Learning Deeply Aggregated Alternating Minimization for General Inverse Problems

Regularization-based image restoration is one of the most powerful tools in image processing and computer vision thanks to its flexibility for handling various inverse problems. However, designing an optimal regularization function still remains unsolved since natural images and related scene types have a complex structure. In this paper, we present a general and principled framework, called deeply aggregated alternating minimization (DeepAM). We design a convolutional neural network (CNN) to implicitly parameterize the regularizer of the alternating minimization (AM) algorithm. Contrary to the conventional AM algorithm based on a point-wise proximal mapping, the DeepAM projects intermediate estimate into a set of natural images via deep aggregation.
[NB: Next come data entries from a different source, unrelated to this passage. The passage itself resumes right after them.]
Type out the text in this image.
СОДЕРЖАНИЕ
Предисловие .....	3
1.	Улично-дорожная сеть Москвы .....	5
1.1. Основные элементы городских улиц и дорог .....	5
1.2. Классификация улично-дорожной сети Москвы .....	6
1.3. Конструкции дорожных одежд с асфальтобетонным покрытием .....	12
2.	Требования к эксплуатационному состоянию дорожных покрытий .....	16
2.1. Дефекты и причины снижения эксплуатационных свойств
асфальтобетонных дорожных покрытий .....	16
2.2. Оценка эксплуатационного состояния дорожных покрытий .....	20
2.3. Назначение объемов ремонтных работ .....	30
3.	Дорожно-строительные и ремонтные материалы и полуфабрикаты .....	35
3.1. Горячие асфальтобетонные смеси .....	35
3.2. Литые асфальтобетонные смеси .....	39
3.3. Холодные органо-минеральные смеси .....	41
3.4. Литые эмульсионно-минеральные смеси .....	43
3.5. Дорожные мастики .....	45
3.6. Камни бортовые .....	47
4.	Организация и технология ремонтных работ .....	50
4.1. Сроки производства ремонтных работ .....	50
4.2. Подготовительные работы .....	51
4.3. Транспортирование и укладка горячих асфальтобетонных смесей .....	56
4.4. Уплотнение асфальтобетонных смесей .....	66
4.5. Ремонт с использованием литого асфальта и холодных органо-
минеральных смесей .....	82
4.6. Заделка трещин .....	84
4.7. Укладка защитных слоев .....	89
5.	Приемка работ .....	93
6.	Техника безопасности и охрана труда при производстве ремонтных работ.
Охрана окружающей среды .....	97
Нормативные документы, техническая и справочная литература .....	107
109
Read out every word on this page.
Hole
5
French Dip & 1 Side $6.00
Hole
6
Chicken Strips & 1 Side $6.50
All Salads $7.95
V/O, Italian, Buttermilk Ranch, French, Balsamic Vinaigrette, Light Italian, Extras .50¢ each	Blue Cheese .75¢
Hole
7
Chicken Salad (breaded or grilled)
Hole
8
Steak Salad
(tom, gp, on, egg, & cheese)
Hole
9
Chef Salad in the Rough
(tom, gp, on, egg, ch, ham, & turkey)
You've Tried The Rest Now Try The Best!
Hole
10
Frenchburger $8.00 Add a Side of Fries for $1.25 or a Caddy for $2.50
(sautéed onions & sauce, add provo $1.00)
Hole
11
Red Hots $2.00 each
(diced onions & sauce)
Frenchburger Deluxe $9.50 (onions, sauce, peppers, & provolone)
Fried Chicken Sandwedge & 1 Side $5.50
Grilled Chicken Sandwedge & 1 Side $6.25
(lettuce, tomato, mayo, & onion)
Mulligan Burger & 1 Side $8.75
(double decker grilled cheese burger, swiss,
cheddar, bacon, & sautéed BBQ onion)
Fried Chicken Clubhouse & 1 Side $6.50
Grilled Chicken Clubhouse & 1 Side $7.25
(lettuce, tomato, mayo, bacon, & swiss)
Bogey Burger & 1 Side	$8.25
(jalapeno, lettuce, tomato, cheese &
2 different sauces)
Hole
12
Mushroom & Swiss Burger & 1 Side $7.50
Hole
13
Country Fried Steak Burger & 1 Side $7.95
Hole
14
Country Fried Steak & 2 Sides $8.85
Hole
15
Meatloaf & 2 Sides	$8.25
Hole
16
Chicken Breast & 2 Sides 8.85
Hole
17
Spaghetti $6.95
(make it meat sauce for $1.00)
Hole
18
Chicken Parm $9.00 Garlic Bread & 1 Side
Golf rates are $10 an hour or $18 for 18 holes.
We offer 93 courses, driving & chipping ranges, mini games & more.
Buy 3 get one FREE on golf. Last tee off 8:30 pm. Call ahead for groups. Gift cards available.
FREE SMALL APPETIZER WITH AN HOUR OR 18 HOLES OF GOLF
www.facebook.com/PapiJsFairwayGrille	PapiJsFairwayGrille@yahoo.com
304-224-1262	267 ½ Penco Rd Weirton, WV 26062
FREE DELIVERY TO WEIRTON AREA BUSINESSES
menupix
Since the CNN is fully integrated into the AM procedure, all parameters can be jointly optimized through end-to-end training. These properties enable the DeepAM to converge with a small number of iterations, while maintaining an algorithmic simplicity. We show that the DeepAM outperforms state-of-the-art methods, including nonlocal-based methods, Plug-and-Play regularization, and recent data-driven approaches. The effectiveness of our framework is demonstrated in a variety of image restoration tasks: Guassian denoising, deraining, deblurring, super-resolution, color-guided depth upsampling, and RGB/NIR restoration.